Clinical Applications
- trauma and PTSD
- addiction
- creativity and performance enhancement
- emotional integration and personal growth
Why It Works
The brain oscillates between:
- Alpha (8–12 Hz): calm awareness
- Theta (4–8 Hz): dreamlike access to unconscious material
This “crossover” allows emotional content to emerge safely and be integrated without feeling overwhelmed.
QIK Testing: Objective Measurement of Attention Functioning
The QIK Test is a continuous performance test that evaluates:
- sustained attention
- impulse control
- response time consistency
This is especially useful for ADHD assessment and neurofeedback progress monitoring at the beginning of treatment and then throughout the treatment progress.
Research shows that ILF neurofeedback leads to measurable improvements across all QIK domains, including:
- fewer omission errors (attention)
- fewer commission errors (impulsivity)
- reduced variability (regulation)

The Clinical Compass: Sleep as the Primary Regulator
Sleep reveals more about regulation than any other single measure.
Improved Sleep
- easier sleep onset
- fewer nighttime awakenings
- deeper, more restorative sleep
Decreased Sleep Quality
- agitation
- longer sleep onset
- restlessness
Sleep quality as a clinical compass is why our clinicians assess sleep at every session.
What Clients Can Expect During Sessions
Neurofeedback is a gentle, non-invasive, learning-based process.

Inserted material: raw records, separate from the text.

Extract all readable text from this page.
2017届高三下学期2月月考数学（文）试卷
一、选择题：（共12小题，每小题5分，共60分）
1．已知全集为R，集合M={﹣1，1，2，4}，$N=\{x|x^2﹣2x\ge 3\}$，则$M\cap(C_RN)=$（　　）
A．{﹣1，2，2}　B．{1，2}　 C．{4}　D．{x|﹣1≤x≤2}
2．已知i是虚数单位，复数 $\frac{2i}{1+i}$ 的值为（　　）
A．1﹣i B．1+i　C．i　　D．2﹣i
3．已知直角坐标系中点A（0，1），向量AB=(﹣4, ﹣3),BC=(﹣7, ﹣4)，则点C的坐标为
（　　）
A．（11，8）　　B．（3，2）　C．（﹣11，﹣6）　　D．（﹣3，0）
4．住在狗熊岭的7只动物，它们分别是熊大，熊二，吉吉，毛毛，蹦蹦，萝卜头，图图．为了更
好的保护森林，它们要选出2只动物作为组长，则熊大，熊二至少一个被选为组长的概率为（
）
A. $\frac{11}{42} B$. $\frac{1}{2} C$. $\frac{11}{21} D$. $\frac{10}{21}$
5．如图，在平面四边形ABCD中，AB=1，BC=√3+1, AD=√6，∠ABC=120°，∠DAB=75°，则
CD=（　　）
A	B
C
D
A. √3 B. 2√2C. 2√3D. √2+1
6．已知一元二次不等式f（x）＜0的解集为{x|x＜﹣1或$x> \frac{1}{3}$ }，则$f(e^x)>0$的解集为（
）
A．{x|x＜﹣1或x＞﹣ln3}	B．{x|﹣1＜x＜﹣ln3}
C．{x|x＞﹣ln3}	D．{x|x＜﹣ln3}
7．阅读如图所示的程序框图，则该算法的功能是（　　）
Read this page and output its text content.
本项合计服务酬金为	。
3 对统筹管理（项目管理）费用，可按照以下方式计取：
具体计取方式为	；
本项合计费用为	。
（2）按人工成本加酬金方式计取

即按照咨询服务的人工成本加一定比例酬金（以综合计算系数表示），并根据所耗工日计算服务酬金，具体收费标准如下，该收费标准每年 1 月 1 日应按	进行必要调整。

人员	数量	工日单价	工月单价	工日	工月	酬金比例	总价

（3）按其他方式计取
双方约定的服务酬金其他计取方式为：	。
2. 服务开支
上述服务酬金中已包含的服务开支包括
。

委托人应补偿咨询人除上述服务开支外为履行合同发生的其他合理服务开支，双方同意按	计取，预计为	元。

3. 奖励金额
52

Here at SDTC, Clients may notice:
- increased calmness
- improved sleep
- reduced anxiety or reactivity
- better focus
- greater emotional resilience
Each session builds on the last, supporting long-term improvements in self-regulation.

Why Neurofeedback Matters
Neurofeedback is not a quick fix—but it is a powerful, evidence-informed approach that helps the brain do what it’s designed to do: self-regulate.
Consequently, neurofeedback is especially valuable for:
- trauma survivors
- individuals with ADHD
- those with anxiety or mood dysregulation
- people seeking peak performance
- children and teens needing safe, non-medication support
Ultimately, Neurofeedback at SDTC combines rigorous neuroscience with compassionate clinical practice, offering a path toward stability, clarity, and healthier functioning.

To summarize, this guide provides the foundations—but the real transformation happens in the therapy room, session by session, as clients rediscover their capacity for balance, calm, and resilience.